What’s the difference between a pediatric dentist and a general dentist?
In the same way that pediatricians are trained specifically to meet a child's medical needs, a pediatric dentist is uniquely qualified and trained to care for your child's oral health care. Pediatric dentists such as Dr. Evan receive specialized training to meet the unique needs of infants, children, and teenagers.
Why are baby teeth important?
Baby teeth (primary teeth) are important because they help with chewing and speech development and are integral to your child's beautiful smile. A child who can chew easily, speak clearly and smile confidently is a happier child. Health baby teeth help allow for the normal development of the jaw bones and muscles. Additionally, they act as place holders for the permanent teeth. While the front 4 teeth last until 6-7 years of age, the back teeth aren't replaced until age 10-13.
My child is nervous about going to the dentist. How can I help them?
It’s important to try and refrain from displaying any fear or anxiety in front of your child. They will look to you for reassurance.
While in the waiting room, kids get to acclimatize by playing with various toys, watching movies and even playing with our life-size tree! Dr. Evan greets many kids in the waiting room and plays with them so they’ll be comfortable with him. This helps build trust before they enter the treatment room.

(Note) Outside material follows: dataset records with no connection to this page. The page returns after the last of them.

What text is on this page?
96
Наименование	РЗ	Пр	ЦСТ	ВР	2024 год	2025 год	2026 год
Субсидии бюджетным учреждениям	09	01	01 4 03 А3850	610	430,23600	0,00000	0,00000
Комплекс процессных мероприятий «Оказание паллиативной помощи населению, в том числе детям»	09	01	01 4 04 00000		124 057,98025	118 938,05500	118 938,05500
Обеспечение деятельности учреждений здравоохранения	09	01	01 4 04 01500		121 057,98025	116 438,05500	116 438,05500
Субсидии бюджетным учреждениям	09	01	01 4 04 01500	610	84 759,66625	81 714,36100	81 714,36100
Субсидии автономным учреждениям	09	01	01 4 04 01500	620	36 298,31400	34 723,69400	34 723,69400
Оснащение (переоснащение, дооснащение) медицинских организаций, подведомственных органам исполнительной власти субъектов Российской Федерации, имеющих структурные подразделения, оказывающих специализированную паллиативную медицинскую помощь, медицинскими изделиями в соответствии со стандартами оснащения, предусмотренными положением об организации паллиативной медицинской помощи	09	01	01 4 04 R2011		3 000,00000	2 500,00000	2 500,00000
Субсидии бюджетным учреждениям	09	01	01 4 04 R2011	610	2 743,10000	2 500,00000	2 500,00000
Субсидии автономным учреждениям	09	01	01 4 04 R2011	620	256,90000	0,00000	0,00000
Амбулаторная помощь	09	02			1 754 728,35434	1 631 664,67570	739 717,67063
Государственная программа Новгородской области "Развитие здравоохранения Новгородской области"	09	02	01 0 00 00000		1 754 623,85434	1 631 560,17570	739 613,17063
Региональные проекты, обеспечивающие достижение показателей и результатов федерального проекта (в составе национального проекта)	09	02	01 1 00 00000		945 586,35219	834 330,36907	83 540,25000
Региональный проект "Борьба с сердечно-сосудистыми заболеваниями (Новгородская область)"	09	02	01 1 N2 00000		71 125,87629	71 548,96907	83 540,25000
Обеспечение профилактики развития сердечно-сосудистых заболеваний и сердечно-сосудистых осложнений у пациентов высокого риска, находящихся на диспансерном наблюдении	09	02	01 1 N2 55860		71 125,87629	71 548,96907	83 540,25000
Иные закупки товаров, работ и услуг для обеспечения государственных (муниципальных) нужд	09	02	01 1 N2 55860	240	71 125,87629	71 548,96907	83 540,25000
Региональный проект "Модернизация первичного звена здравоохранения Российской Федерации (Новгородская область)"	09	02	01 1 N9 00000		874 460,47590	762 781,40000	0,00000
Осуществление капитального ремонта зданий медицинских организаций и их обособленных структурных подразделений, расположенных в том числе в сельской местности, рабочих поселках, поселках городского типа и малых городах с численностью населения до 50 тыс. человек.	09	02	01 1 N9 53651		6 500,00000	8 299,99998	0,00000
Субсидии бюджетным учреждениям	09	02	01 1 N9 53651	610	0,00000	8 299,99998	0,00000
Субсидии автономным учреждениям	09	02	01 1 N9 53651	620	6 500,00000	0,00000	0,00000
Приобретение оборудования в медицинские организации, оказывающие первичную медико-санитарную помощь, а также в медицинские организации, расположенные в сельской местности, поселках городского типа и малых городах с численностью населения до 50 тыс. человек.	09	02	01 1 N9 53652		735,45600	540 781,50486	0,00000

Our team uses an array of various behaviour guidance techniques to ensure your child has a non-threatening visit to the dentist! Some of the techniques offered include: tell-show-do, distraction, positive reinforcement, local anesthesia, laughing gas (nitrous oxide), oral sedation and general anesthesia.
We will gladly work with you to help determine what is in the best interest of your child and to use the approach that will make your child's dental treatment as safe and comfortable as possible.

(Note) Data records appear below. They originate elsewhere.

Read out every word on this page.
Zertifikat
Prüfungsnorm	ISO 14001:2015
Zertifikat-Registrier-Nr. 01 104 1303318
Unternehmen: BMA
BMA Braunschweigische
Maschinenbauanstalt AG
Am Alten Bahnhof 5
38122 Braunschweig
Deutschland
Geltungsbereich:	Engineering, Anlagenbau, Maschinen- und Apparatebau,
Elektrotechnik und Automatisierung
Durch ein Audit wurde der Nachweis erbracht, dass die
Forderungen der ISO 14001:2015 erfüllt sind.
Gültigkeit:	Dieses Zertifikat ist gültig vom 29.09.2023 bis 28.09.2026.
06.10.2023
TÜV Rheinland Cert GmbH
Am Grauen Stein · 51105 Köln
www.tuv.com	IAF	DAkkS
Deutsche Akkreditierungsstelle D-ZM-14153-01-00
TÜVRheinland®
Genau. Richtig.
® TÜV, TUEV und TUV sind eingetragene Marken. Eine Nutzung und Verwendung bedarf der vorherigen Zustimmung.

Can I stay with my child during their visit?
Absolutely! We love our parents to fully understand and know exactly what treatment your child is having. Additionally, your child may want you there for support. On occasion, your child may need some physical reassurance such as hand-holding or hugging during treatment. This may help to relieve their anxiety.
Do you see children with special needs?
Absolutely! We provide care for children with various physical, developmental, cognitive, sensory, behavioural and emotional concerns.
When will my baby get their first teeth?
This is different for every baby. Typically, babies begin getting their teeth between 6-8 months of age. The first baby teeth to make an appearance are usually the lower front teeth.
When should my baby start using toothpaste?
You can begin using fluoridated toothpaste once your child can spit reliably Before then, you can help your child learn the skill by using "training toothpaste," which is toothpaste without fluoride (this avoids you having to be concerned if they swallow anything). When you are using toothpaste, use no more than a pea-sized amount on the brush.
How can I prevent my child from getting cavities?
Cavities are caused by bacteria. Good oral health care helps to remove bacteria and the leftover food that combine to create cavities. Establishing great brushing habits is one way to help prevent cavities. As your child starts eating snack foods, it is important to limit the number of snacks containing sugar.
Additionally, regular visits to the dentist are helpful in preventing cavities. Our team may recommend protective dental sealants or fluoride treatments for your child depending on several risk factors. These treatments can help prevent cavities as well.
Are X rays necessary for baby teeth?
Yes. X-rays help diagnose cavities and dental anomalies and oral pathology and allow us to see teeth before they come into the mouth. Our low energy digital X-rays only expose your child to a tiny amount of radiation.